Re Chalder fatigue scale and the ceiling effect:
But there is a counter argument that people on the ceiling could "improve" without showing a fall in their score, since they are already off the scale.
So people fill in the questionnaire a little 'better.'
The Chalder Fatigue Scale scoring deosn't quite work like that.
It is a bit weird, see below.
"If you have been feeling tired for a long while
, then compare yourself to how
you felt when you were last well. [score each of 11 items]
Less /same/More than usual/Much more than usual [scored 0-3 for Likert]
e.g. Do you have problems with tiredness"
More:
https://studylib.net/doc/11997962/chalder-fatigue-scale
One issue problem is that zero is "less than usual", which would equate to "less than when you last felt well"! So effectively the minimum score is 1, making it an 11 to 33 point scale, a range of 23 points.

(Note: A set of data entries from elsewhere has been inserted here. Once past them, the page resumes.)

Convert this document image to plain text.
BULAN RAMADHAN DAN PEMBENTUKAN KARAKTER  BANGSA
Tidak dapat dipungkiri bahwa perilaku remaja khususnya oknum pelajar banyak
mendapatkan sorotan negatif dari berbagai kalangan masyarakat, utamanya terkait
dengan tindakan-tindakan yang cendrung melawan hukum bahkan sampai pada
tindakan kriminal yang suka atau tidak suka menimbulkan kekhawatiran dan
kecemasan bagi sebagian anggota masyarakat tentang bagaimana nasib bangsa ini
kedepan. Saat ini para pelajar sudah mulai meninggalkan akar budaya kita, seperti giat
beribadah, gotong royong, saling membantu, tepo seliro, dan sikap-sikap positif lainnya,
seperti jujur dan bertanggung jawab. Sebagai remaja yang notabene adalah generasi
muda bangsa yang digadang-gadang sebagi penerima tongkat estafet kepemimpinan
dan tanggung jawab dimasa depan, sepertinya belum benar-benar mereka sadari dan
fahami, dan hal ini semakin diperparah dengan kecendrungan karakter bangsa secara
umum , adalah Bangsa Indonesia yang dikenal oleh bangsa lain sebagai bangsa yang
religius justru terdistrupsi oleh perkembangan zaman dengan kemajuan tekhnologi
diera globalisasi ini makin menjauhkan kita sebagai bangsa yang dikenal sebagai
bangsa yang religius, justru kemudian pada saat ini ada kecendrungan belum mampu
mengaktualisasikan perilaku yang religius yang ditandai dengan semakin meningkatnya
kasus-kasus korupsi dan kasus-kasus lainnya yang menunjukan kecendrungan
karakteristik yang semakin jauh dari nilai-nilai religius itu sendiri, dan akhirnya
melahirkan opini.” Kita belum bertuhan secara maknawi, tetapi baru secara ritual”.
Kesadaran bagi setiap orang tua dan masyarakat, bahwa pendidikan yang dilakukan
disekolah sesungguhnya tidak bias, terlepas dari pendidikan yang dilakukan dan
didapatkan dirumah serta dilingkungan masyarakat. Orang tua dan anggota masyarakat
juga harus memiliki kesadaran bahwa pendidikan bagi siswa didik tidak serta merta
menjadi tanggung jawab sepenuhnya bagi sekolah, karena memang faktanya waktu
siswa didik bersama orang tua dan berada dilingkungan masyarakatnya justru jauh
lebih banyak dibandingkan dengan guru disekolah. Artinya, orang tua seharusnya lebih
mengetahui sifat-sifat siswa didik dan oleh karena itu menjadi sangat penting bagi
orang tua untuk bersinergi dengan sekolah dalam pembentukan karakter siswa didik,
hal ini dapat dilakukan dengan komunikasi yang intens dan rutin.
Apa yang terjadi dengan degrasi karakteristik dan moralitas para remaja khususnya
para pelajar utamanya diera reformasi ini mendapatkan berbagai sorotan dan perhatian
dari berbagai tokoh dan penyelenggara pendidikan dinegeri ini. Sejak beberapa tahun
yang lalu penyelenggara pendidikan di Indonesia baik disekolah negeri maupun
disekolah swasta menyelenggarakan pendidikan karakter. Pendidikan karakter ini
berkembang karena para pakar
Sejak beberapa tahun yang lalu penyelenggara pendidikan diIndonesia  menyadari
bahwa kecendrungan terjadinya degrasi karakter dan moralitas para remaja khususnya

The maximum score of 3 is for "much more than usual". This is where the ceiling problem comes in, when many patients would say there tiredness is "way, way more than usual".
Somebody who at the start of the trial might regard themselves as "way, way more tired than usual" but can still only score the maximum 3 points. At the end of it may feel they have improved (whether this is due to response bias or not is irrelevant) and feel that their tiredness is now only "much more than usual". As a result the score for that question remains at 3: this is the ceiling effect of not been able to measure a change. That's the very long explanation of I meant by my rather brief original comment!
The Chalder fatigue scale has many flaws, regardless of the response bias issue. And the ceiling effect is one of those flaws.
I find it difficult to believe that many patients would consider a 3.4 change to be important in trials of the sort assessed in this review. But who knows? It seems no-one bothered to ask us.
This is a really good point. Some studies attempt to "anchor" the claimed "minimal useful difference" or whatever by comparing it to other questionnaires, such as overall change in health (to anchor a change in a pain scale, for instance).
A better way to do that would be to ask patients if the change they report on a fatigue scale corresponds to what they consider a useful change in fatigue (you would need to do this as part of a double-blind study, e.g. for a rheumatoid arthritis drug, to avoid problems of response bias).
That might give a much better measure of what counts as a useful change for a subjective symptom (leaving aside response bias issues).